TOPLUMUN BİLİNÇALTINA İNDİM
- Çok karanlık ve karamsar bir öykü anlatıyorsunuz. Sizin özel bir döneminize mi rastladı bu kitap?
- Bence hepimizin özel bir dönemine rastladı. Karamsar, gergin bir dönem yaşıyoruz iki-üç yıldır.
- Toplumun bilinçaltını yazdınız diyebilir miyiz?
- Evet. Sokağa çıktığınızda herkes o kadar öfkeli ki, herkes o kadar korkuyor ve endişeli ki. Bu dönemde çok pozitif bir şeyler yazabileceğimi düşünemiyorum. Gündem o kadar karanlık ki, her gün korkunç bir şeye uyanıyoruz, ertesi gün ya onu unutuyoruz ya da bambaşka bir şey çıkıyor, unutmak zorunda kalıyoruz. Aynı şeyi deprem korkusunda da yaşadık. İki ay boyunca başucumuzda deprem çantalarıyla yatıp kalktık. Tehlike devam ediyor ama kimsenin umurunda değil. Belki yüzleşmeye çağırıyorum. Toplumların bilinçaltı dediğim şey de bu zaten.
- İstanbul da öykünüzde bir karakter. Öykünüzde İstanbul'un bazı semtleri yok oluyor...
- Deprem gibi bir felaketle olmasın tabii, ama korunması gereken yerler korunup, bazı yerler yeniden düzenlense çok güzel olur. Bilinçaltımdan bir tür yansıma olmuş olabilir. Başka bir itirafta daha bulunayım: Kitap aslında üçleme olacaktı. Bir sonraki kitaba hazırlık olsun diye kırıntılar koyup açıklamadığım çok şey oldu bu kitapta. Ama şimdilik üçleme fikrinden vazgeçtim. Önceki kitaplarımda Agatha Christie sonları yazıyormuşum, sonradan fark ettim ve çok kızdım kendime. Sonunda herkes bir yere toplanıyor, düğümler çözülüyor. Bu romanda öyle yapmadığıma memnunum ama açıklanmayan çok şey kaldığını düşünen okuyucular olduğunun da farkındayım.

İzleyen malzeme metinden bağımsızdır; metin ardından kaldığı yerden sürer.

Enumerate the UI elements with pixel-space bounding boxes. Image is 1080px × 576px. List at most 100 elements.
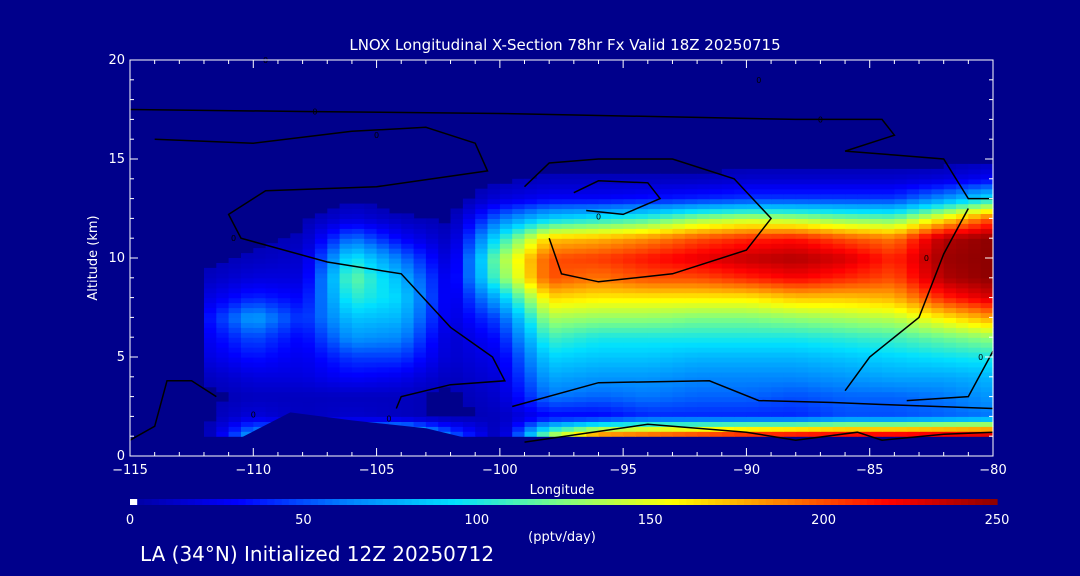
heatmap-cell — [931, 312, 945, 318]
heatmap-cell — [980, 406, 994, 412]
heatmap-cell — [771, 248, 784, 254]
heatmap-cell — [561, 243, 575, 249]
heatmap-cell — [462, 317, 476, 323]
heatmap-cell — [956, 312, 969, 318]
heatmap-cell — [684, 386, 698, 393]
heatmap-cell — [302, 258, 316, 264]
heatmap-cell — [832, 282, 846, 289]
heatmap-cell — [204, 292, 217, 299]
heatmap-cell — [241, 401, 254, 408]
heatmap-cell — [672, 396, 686, 403]
heatmap-cell — [894, 337, 908, 343]
heatmap-cell — [351, 287, 365, 294]
heatmap-cell — [586, 406, 600, 412]
heatmap-cell — [475, 248, 489, 254]
heatmap-cell — [906, 267, 920, 274]
heatmap-cell — [598, 357, 612, 363]
colorbar-segment — [671, 499, 680, 505]
heatmap-cell — [364, 312, 378, 318]
heatmap-cell — [919, 327, 932, 333]
heatmap-cell — [808, 391, 821, 398]
heatmap-cell — [204, 357, 217, 363]
heatmap-cell — [758, 386, 772, 393]
heatmap-cell — [906, 431, 920, 437]
heatmap-cell — [364, 406, 378, 412]
colorbar-segment — [455, 499, 463, 505]
heatmap-cell — [364, 357, 378, 363]
heatmap-cell — [499, 352, 513, 358]
heatmap-cell — [906, 188, 920, 195]
heatmap-cell — [450, 248, 464, 254]
heatmap-cell — [771, 396, 784, 403]
heatmap-cell — [906, 218, 920, 224]
heatmap-cell — [894, 406, 908, 412]
heatmap-cell — [549, 406, 563, 412]
heatmap-cell — [919, 431, 932, 437]
heatmap-cell — [598, 322, 612, 328]
heatmap-cell — [746, 366, 760, 373]
heatmap-cell — [277, 342, 291, 348]
heatmap-cell — [660, 396, 673, 403]
colorbar-segment — [903, 499, 911, 505]
heatmap-cell — [783, 238, 797, 244]
colorbar-segment — [989, 499, 998, 505]
heatmap-cell — [746, 322, 760, 328]
heatmap-cell — [327, 267, 341, 274]
heatmap-cell — [364, 287, 378, 294]
heatmap-cell — [906, 193, 920, 200]
heatmap-cell — [388, 248, 402, 254]
heatmap-cell — [549, 198, 563, 205]
heatmap-cell — [425, 258, 439, 264]
heatmap-cell — [204, 272, 217, 279]
heatmap-cell — [438, 366, 452, 373]
heatmap-cell — [610, 421, 624, 427]
heatmap-cell — [290, 366, 304, 373]
heatmap-cell — [549, 416, 563, 422]
heatmap-cell — [746, 243, 760, 249]
heatmap-cell — [512, 421, 526, 427]
heatmap-cell — [857, 406, 871, 412]
heatmap-cell — [364, 258, 378, 264]
colorbar-segment — [158, 499, 167, 505]
heatmap-cell — [746, 263, 760, 269]
heatmap-cell — [228, 366, 242, 373]
heatmap-cell — [919, 342, 932, 348]
heatmap-cell — [401, 347, 415, 353]
heatmap-cell — [783, 248, 797, 254]
heatmap-cell — [857, 238, 871, 244]
heatmap-cell — [450, 342, 464, 348]
heatmap-cell — [512, 307, 526, 314]
heatmap-cell — [968, 386, 982, 393]
heatmap-cell — [820, 223, 834, 229]
heatmap-cell — [598, 307, 612, 314]
heatmap-cell — [635, 258, 649, 264]
heatmap-cell — [302, 253, 316, 259]
heatmap-cell — [425, 317, 439, 323]
colorbar-segment — [729, 499, 738, 505]
heatmap-cell — [956, 332, 969, 338]
heatmap-cell — [697, 386, 710, 393]
heatmap-cell — [968, 312, 982, 318]
heatmap-cell — [425, 253, 439, 259]
heatmap-cell — [660, 292, 673, 299]
heatmap-cell — [660, 307, 673, 314]
heatmap-cell — [598, 426, 612, 432]
heatmap-cell — [808, 431, 821, 437]
heatmap-cell — [660, 277, 673, 284]
heatmap-cell — [721, 243, 735, 249]
heatmap-cell — [968, 168, 982, 175]
heatmap-cell — [302, 401, 316, 408]
heatmap-cell — [302, 272, 316, 279]
heatmap-cell — [351, 302, 365, 309]
heatmap-cell — [832, 406, 846, 412]
heatmap-cell — [869, 317, 883, 323]
heatmap-cell — [808, 233, 821, 239]
heatmap-cell — [919, 411, 932, 417]
heatmap-cell — [980, 163, 994, 170]
heatmap-cell — [425, 287, 439, 294]
heatmap-cell — [845, 228, 858, 234]
heatmap-cell — [216, 352, 230, 358]
heatmap-cell — [919, 421, 932, 427]
heatmap-cell — [314, 361, 328, 368]
heatmap-cell — [721, 322, 735, 328]
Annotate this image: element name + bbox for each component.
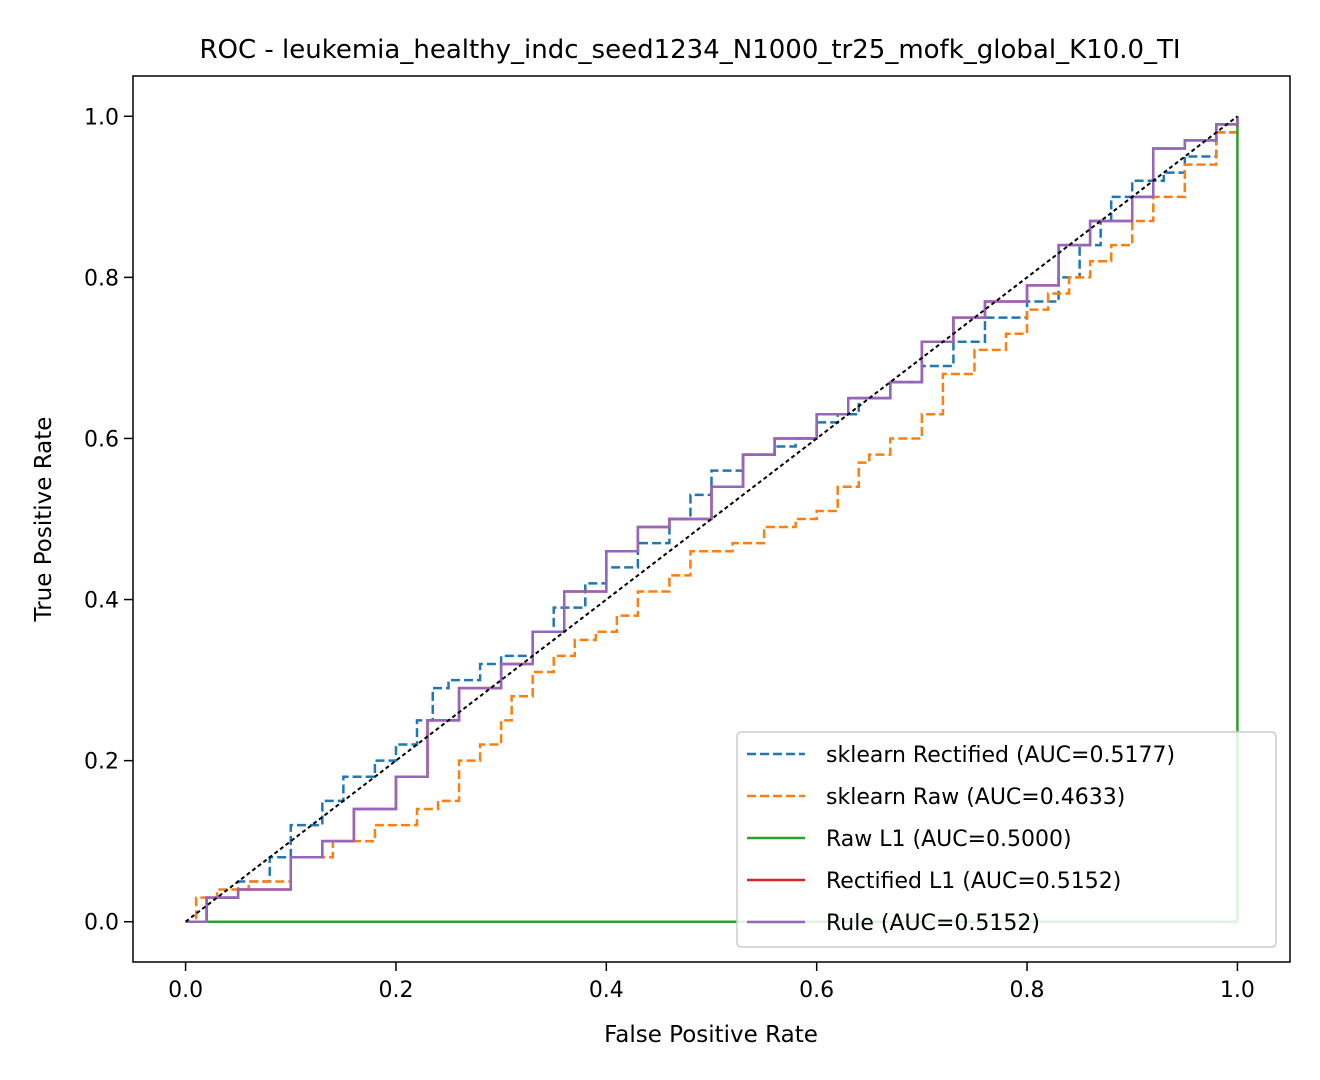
x-tick-label: 0.8: [1010, 978, 1045, 1003]
x-tick-label: 0.0: [168, 978, 203, 1003]
x-tick-label: 0.2: [378, 978, 413, 1003]
legend-label: Raw L1 (AUC=0.5000): [826, 827, 1072, 852]
x-tick-label: 0.6: [799, 978, 834, 1003]
series-line-sklearn-raw: [185, 116, 1239, 923]
legend-label: Rectified L1 (AUC=0.5152): [826, 869, 1121, 894]
axes-frame: [132, 75, 1291, 963]
legend-box: [736, 731, 1277, 948]
legend: sklearn Rectified (AUC=0.5177) sklearn Ra…: [736, 731, 1277, 948]
y-axis: 0.0 0.2 0.4 0.6 0.8 1.0: [84, 105, 133, 936]
y-tick-label: 0.2: [84, 750, 119, 775]
chart-title: ROC - leukemia_healthy_indc_seed1234_N10…: [199, 35, 1180, 65]
legend-label: sklearn Raw (AUC=0.4633): [826, 785, 1125, 810]
y-tick-label: 1.0: [84, 105, 119, 130]
x-tick-label: 1.0: [1220, 978, 1255, 1003]
y-tick-label: 0.4: [84, 589, 119, 614]
legend-label: Rule (AUC=0.5152): [826, 911, 1040, 936]
y-tick-label: 0.6: [84, 427, 119, 452]
y-axis-label: True Positive Rate: [31, 417, 57, 623]
x-tick-label: 0.4: [589, 978, 624, 1003]
x-axis-label: False Positive Rate: [604, 1022, 818, 1048]
series-line-rule: [185, 116, 1239, 923]
y-tick-label: 0.0: [84, 911, 119, 936]
legend-label: sklearn Rectified (AUC=0.5177): [826, 743, 1175, 768]
y-tick-label: 0.8: [84, 266, 119, 291]
chance-diagonal-line: [184, 115, 1239, 923]
x-axis: 0.0 0.2 0.4 0.6 0.8 1.0: [168, 962, 1255, 1003]
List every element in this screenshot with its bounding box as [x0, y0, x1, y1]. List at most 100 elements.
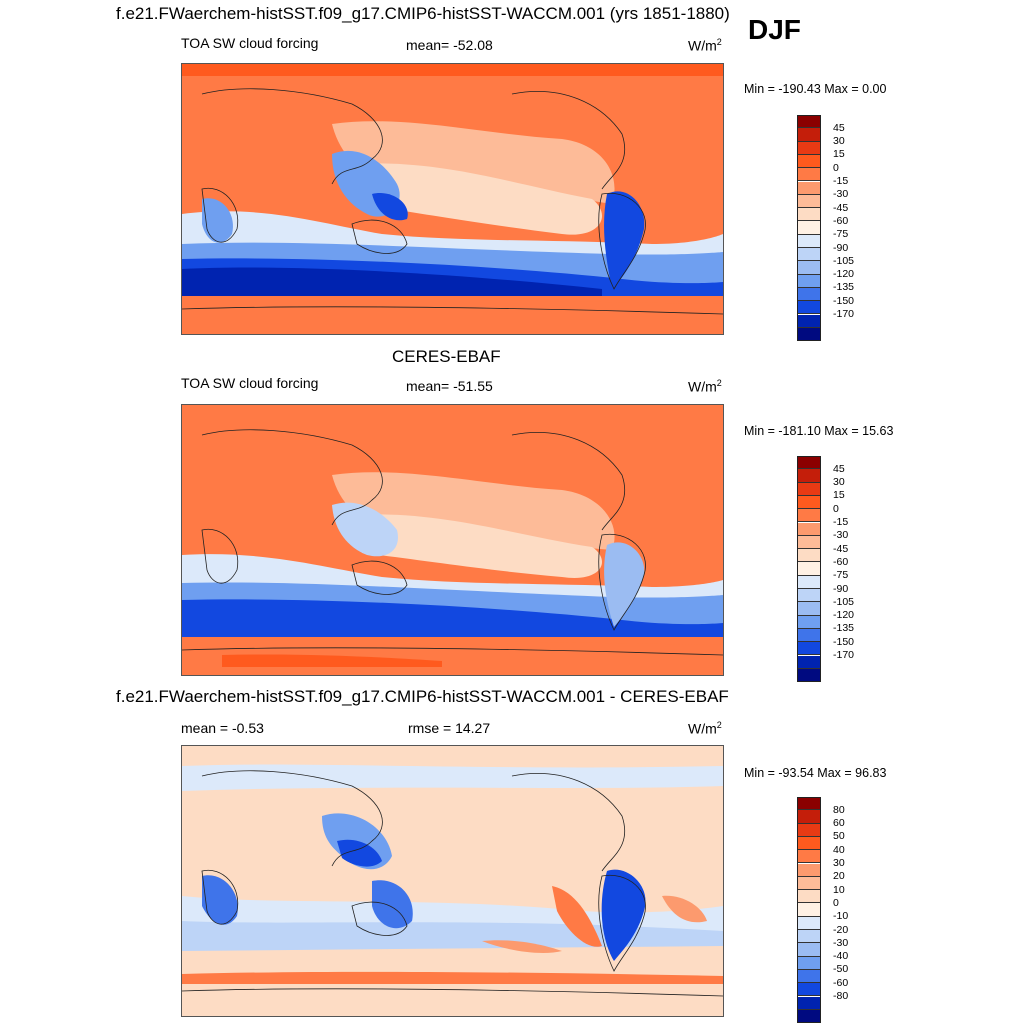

KUSURSUZ AŞK BEKLENTİSİ GERÇEKÇİ DEĞİL
- Bir röportajınızda diyorsunuz ki 'Kadınlar âşık olmak ister, erkeklerinse daha başka tercihleri vardır, cinsellik gibi.'
- O röportajı verdiğimden beri sekiz sene geçti ve bence bu sürede insanların olaya bakış açısında da bir değişim yaşandı. Şimdi kadınlar 50 Shades of Grey 'i okuyor. Belki de ben onları dışarıdan yanlış yorumluyordum. Şimdi elimde daha çok ipucu var. Bence kadınlarda değil de, bizim dışarıdan kadınları algılayış tarzımızda bir değişim var. Belki artık ihtiyaçlarını ortaya koymada daha az çekingen davranabiliyorlar. Biz erkekler de daha rahat anlayabiliyoruz. Kadınlara dair beş-altı sene önceki gözlemlerimle şimdikiler çok farklı. Kadınların tercihlerini ifade ediş şekilleri açısından, beklentileri açısından... Hızlı hayatta aşk ölüyor. Bu hızlı hayatlarda romantik aşk beklentisinin gerçekçi olmadığını belki de insanlar anlıyorlar. Ama her şeye rağmen romantizm de hâlâ var. Kadınlarda da hâlâ bir ideal aşk beklentisi var.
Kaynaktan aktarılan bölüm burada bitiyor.